I pride myself on efficiency. When I had boring jobs back in high school and college like stuffing envelopes, I would spend the first few minutes figuring out how I could optimize envelope and paper placement so that I could move at the fastest speed. When I'm cooking, I tend to try to do as many things at the same time as I can, stirring two pots with two spoons at the same time, doing dishes while something is simmering.
Which is why I had such a hard time in graduate school figuring out why I simply couldn't get it all done. I found out later that no one else was actually doing all of the assigned reading, so my whole efficiency approach was shot to hell; it wasn't physically possible to do all of the reading.
Post-BlogHer, I made a commitment to myself to be more active in social media. I already comment as much as I can on other people's blogs, especially if I know that that person is reading this blog (with apologies to WordPress people whose blogs don't always show up in my reader). I have a Pinterest account where I pin beautiful food that I publish here and that I find elsewhere. I created a Facebook account for this blog so please go make my day and like me there, and I've made more connections on Twitter (tweet me!). Part of my previous reluctance was an attempt to keep my "real" identity separate from my blog identity; I think I've finally given up on that semi-anonymity. So now I'm trying to keep up with all of it.

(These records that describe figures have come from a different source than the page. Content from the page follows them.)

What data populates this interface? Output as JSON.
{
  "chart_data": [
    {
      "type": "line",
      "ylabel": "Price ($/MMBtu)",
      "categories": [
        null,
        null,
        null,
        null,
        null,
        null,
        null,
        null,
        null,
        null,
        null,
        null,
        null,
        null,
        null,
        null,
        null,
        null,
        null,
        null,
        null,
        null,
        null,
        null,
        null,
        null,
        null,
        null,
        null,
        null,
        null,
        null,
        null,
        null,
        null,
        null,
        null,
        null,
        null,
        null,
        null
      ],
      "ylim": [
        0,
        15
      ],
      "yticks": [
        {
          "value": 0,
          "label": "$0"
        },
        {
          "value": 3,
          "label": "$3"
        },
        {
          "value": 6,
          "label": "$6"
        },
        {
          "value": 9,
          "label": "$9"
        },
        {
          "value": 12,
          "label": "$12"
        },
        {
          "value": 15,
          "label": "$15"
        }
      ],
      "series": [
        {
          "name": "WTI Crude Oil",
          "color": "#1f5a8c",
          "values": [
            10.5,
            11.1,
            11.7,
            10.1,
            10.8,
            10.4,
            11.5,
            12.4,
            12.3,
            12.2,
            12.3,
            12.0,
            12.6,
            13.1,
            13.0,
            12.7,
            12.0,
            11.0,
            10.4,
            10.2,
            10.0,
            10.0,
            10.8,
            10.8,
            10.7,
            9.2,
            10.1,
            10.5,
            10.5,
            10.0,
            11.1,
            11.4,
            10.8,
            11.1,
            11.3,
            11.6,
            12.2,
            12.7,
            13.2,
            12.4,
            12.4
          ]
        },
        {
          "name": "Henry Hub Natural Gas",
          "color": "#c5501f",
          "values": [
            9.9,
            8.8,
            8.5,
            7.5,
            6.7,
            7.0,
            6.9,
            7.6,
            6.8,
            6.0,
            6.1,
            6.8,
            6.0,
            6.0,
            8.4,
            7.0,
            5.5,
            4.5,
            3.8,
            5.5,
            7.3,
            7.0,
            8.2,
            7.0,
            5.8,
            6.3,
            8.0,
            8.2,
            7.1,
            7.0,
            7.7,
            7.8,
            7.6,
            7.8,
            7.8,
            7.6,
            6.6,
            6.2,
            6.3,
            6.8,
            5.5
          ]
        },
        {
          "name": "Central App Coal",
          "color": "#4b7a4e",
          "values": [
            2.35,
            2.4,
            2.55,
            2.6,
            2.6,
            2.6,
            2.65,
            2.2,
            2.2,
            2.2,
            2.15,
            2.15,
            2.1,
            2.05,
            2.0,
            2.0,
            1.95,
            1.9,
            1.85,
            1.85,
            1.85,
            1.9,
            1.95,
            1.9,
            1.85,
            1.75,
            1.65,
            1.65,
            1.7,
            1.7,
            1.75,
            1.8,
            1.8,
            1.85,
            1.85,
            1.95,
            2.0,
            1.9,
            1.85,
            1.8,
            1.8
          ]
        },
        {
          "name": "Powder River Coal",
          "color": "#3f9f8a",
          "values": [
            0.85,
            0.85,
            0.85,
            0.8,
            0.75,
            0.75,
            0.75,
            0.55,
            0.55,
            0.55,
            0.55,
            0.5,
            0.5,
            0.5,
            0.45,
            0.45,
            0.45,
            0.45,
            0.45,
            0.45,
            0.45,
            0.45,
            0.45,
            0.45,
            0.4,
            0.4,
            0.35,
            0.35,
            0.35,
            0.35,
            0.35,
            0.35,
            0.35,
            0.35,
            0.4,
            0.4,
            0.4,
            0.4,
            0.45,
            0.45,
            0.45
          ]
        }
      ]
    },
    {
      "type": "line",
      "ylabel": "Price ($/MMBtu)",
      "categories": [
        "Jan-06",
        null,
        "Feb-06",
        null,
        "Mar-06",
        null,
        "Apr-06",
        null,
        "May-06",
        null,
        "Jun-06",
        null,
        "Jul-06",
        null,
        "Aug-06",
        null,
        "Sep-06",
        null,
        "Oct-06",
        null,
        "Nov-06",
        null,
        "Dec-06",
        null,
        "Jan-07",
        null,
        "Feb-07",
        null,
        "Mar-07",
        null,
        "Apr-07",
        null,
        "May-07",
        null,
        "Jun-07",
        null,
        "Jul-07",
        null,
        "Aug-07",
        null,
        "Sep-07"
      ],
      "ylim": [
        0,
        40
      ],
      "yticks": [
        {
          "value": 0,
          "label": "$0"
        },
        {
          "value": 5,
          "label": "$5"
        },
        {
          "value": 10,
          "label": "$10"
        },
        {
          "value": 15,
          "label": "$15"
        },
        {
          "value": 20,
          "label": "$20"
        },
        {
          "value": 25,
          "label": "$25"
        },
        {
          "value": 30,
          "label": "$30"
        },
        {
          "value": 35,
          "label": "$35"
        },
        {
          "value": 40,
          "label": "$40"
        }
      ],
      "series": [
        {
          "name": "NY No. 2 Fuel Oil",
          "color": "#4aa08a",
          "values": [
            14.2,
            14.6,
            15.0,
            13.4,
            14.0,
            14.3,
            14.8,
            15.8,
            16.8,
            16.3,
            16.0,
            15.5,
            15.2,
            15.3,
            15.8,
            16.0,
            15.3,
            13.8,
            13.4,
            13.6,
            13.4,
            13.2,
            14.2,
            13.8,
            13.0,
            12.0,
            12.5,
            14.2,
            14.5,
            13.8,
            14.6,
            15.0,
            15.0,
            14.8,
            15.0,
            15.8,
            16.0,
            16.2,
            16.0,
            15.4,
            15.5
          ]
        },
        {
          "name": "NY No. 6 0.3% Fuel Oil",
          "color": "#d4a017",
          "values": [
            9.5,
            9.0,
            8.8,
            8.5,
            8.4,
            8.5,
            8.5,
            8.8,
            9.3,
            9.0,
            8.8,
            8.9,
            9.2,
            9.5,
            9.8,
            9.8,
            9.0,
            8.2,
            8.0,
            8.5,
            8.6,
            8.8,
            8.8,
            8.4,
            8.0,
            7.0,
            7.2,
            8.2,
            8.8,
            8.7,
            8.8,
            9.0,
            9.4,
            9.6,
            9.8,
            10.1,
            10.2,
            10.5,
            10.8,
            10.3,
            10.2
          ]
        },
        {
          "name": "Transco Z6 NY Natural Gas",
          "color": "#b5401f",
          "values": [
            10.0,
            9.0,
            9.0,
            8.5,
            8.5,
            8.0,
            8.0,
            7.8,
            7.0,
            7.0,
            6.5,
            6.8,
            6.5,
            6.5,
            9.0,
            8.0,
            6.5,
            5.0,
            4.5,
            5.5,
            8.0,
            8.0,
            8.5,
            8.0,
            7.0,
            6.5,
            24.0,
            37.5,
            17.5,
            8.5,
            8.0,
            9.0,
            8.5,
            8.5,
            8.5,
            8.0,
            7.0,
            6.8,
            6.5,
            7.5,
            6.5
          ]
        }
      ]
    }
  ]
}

I still haven't figure out yet, though, how to be efficient about all of it. Reading and commenting take up a lot of time. And then reading Facebook. Forget the Twitter feed, which is gone instantaneously if you're not watching it scroll by on your phone, or managing it on Tweetdeck, and if you follow a few people who post things every thirty seconds.
The efficient perfectionist in me hates this. I keep thinking, there must be an easier way.
The SITS Girls tweeted on Thursday, asking tweeps what advice they'd give a new blogger. I replied, "Build a supportive community by being a supportive community member."
But what does that mean? How do you keep up with the social media maelstrom, especially if you want to engage people in meaningful conversation?
One place I love to be efficient is in the use of our CSA veggies. When
I can find a recipe that combines several vegetables from the share for
dinner, I feel like I've conquered the box. Here's one we ate this week.
(adapted from here)
1 T. olive oil
1 medium eggplant, cut in half lengthwise, then cubed in 1/2" pieces
1/4 c. water
4 medium tomatoes, chopped
salt and pepper to taste
2 T. olive oil
1 t. mustard seeds
1 t. cumin seeds
3 garlic cloves, minced
1 1/2 t. grated ginger
1 large onion, finely chopped
1 large red bell pepper, seeded and cut into rings (1/2" thick)
4 medium potatoes, peeled and cut into 4 wedges (you can also cut them into cubes)
2 c. water
1 t. coriander powder
1 t. curry powder
1/2 t. garam masala
1/4 t. turmeric
Heat 1 T. oil in a non-stick pan on medium. Add the eggplant, a little salt and cook for a few minutes on both sides until it turns slightly dark and starts to soften. Add tomatoes, water, season with salt and pepper and cook covered for a few minutes until the fresh tomatoes are soft. Set aside.
Heat 2 T. oil in a pan on medium. Add the mustard and cumin seeds,
cover and let them splatter. Add garlic and ginger and sauté for a few
minutes until fragrant. Add the onion, a pinch of salt to help it soften
faster, and cook covered for a few minutes, stirring occasionally.
Add the red pepper rings and sauté for a few minutes. Add the potato
wedges and cook covered for another few minutes, turning them around
from time to time. Finally add the water, enough to almost cover the
potatoes, the spices and cook covered for 10-15 minutes until the
potatoes are tender but not easily breakable and the liquid has reduced.
Add the eggplant/tomato gravy and cook together for a further 10 minutes. Taste and add more salt if needed. If the curry is thick enough, keep the lid on for the last minutes. If it's still liquidy, keep it uncovered until it has the right consistency.